# EGTs



## Classy56 (Jul 16, 2014)

Looking for data from users with a pre-turbo EGT sensor and gauge installed and running stock tune. Just wondering if a stock CDI is evn capable of getting to dangerous temps with normal to "spirited" high speed highway-only driving. 
How about pulling a 4 mile 6% grade under hard throttle, then holding a lopey 75-80mph?
Not looking to spend the coin on a gauge that'll never see 1200*


----------



## diesel (Jun 8, 2013)

Classy56 said:


> Looking for data from users with a pre-turbo EGT sensor and gauge installed and running stock tune. Just wondering if a stock CDI is evn capable of getting to dangerous temps with normal to "spirited" high speed highway-only driving.
> How about pulling a 4 mile 6% grade under hard throttle, then holding a lopey 75-80mph?
> Not looking to spend the coin on a gauge that'll never see 1200*


I have a heavy foot and have never had any problems with mine. The car will only allow max boost for 10 seconds. I've had quite a few spirited drives when I am sure the turbo was glowing bright red. I have not had any issues at all related to this type of driving.


----------



## KpaxFAQ (Sep 1, 2013)

There is a user here that installed such gauge and reported his findings. The results were it's not worth me installing one as you're never going to get hot enough like a big rig pulling a load up a long grade. If you were going to do towing through mountain passes it might be nice but after all that trouble to make things right with the transmission and monitoring of the turbo you ought to just get a truck...


----------



## XtremeRevolution (Jan 19, 2012)

The EGTs caused by diesel fuels are MUCH lower than that of gasoline fuels.
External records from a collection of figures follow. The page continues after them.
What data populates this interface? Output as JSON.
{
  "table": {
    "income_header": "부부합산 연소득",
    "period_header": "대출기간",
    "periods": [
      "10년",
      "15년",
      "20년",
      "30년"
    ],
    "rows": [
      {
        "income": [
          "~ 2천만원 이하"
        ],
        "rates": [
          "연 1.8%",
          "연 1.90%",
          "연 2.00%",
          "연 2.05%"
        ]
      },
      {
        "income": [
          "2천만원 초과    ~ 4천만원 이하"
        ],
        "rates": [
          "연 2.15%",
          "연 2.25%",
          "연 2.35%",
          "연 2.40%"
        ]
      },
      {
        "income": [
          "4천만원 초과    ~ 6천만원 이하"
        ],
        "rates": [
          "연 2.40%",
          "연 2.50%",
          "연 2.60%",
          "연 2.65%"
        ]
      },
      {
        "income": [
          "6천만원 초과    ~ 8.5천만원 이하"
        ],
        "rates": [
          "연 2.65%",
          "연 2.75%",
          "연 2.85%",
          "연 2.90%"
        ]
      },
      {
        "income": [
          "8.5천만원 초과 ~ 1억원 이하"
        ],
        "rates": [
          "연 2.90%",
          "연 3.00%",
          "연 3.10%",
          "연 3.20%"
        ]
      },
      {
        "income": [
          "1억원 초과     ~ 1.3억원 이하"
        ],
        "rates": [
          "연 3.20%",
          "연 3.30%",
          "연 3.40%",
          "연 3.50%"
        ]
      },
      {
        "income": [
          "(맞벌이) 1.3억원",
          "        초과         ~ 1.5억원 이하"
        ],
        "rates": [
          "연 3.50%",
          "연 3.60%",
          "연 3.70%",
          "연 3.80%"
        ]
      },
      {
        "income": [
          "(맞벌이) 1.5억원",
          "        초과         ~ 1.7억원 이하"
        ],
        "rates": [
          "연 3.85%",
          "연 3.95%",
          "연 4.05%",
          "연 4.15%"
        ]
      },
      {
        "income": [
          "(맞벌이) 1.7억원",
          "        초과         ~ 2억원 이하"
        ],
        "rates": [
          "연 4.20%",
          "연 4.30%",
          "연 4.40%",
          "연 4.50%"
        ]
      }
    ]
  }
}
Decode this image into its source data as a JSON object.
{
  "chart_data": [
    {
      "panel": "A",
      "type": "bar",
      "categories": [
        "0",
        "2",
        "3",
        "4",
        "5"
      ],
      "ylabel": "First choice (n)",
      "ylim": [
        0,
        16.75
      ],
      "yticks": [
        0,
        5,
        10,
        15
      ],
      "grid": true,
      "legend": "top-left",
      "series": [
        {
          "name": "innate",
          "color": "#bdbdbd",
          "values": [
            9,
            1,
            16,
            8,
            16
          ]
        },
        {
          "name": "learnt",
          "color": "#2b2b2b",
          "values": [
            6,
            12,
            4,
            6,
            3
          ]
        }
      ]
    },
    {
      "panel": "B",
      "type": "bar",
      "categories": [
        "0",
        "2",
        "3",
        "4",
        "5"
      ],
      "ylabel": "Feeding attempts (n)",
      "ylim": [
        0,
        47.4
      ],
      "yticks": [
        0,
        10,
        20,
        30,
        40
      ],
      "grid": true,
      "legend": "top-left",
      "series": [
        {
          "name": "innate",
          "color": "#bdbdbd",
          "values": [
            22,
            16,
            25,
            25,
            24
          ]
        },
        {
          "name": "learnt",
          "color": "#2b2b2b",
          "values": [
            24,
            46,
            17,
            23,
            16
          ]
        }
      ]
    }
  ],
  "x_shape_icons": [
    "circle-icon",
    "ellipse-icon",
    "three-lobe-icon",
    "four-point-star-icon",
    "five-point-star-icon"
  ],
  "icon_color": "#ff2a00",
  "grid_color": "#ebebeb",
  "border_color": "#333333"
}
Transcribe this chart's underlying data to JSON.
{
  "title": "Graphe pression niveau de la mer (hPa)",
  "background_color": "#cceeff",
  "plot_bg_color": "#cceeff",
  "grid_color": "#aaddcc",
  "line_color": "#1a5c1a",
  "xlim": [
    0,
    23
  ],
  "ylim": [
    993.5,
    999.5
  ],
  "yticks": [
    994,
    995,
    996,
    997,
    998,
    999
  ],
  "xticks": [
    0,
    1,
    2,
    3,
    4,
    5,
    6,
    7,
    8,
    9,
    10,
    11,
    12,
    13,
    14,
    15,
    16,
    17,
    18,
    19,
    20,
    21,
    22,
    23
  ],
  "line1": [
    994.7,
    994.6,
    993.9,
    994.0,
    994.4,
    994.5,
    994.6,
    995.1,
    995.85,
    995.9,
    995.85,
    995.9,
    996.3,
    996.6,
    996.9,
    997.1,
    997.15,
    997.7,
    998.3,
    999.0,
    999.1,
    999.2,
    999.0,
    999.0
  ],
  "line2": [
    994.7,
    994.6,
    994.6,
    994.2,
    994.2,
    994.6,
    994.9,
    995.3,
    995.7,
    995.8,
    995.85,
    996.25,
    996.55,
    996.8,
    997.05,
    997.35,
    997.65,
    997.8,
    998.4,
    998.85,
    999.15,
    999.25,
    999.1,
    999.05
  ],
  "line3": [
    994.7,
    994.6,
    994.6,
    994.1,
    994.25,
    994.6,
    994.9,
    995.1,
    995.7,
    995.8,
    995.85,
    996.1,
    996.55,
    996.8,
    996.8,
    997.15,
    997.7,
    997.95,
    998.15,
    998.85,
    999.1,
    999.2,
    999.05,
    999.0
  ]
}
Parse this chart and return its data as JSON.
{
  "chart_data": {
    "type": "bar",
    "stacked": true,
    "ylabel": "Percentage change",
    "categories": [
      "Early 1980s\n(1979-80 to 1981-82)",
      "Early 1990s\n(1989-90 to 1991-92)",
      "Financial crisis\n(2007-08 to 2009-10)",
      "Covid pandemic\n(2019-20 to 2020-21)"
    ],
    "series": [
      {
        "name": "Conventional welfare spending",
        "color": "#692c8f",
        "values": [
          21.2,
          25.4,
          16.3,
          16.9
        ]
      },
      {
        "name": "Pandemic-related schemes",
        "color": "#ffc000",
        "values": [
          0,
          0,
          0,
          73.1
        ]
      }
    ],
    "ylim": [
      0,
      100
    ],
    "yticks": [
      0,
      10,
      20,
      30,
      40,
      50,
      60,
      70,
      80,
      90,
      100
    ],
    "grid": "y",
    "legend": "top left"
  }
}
This is a non-issue in the Cruze diesel.


----------



## boneheaddoctor (Dec 10, 2014)

Exactly....Diesels are actually the opposite of gassers when it comes to EGT's. A gasser gets colder on the exhaust as the mixture becomes richer, the Diesel on the other hand normally operates with an excess of oxygen, and gets elevated egt's when excessive fuel is dumped into it (in relation to the amount of oxygen), or seriously lugged down under heavy load. A situation that should never happen on these short of a careless tune. And since the average Joe can't write their own tunes TO MY KNOWLEDGE on the CTD's. Its not likely to happen until then.

A boost failure or blocked air filter (that could cause it too) should throw codes before it happens.


----------



## hondarider552 (Jun 16, 2014)

Ive never seen over 1150* post turbo.


----------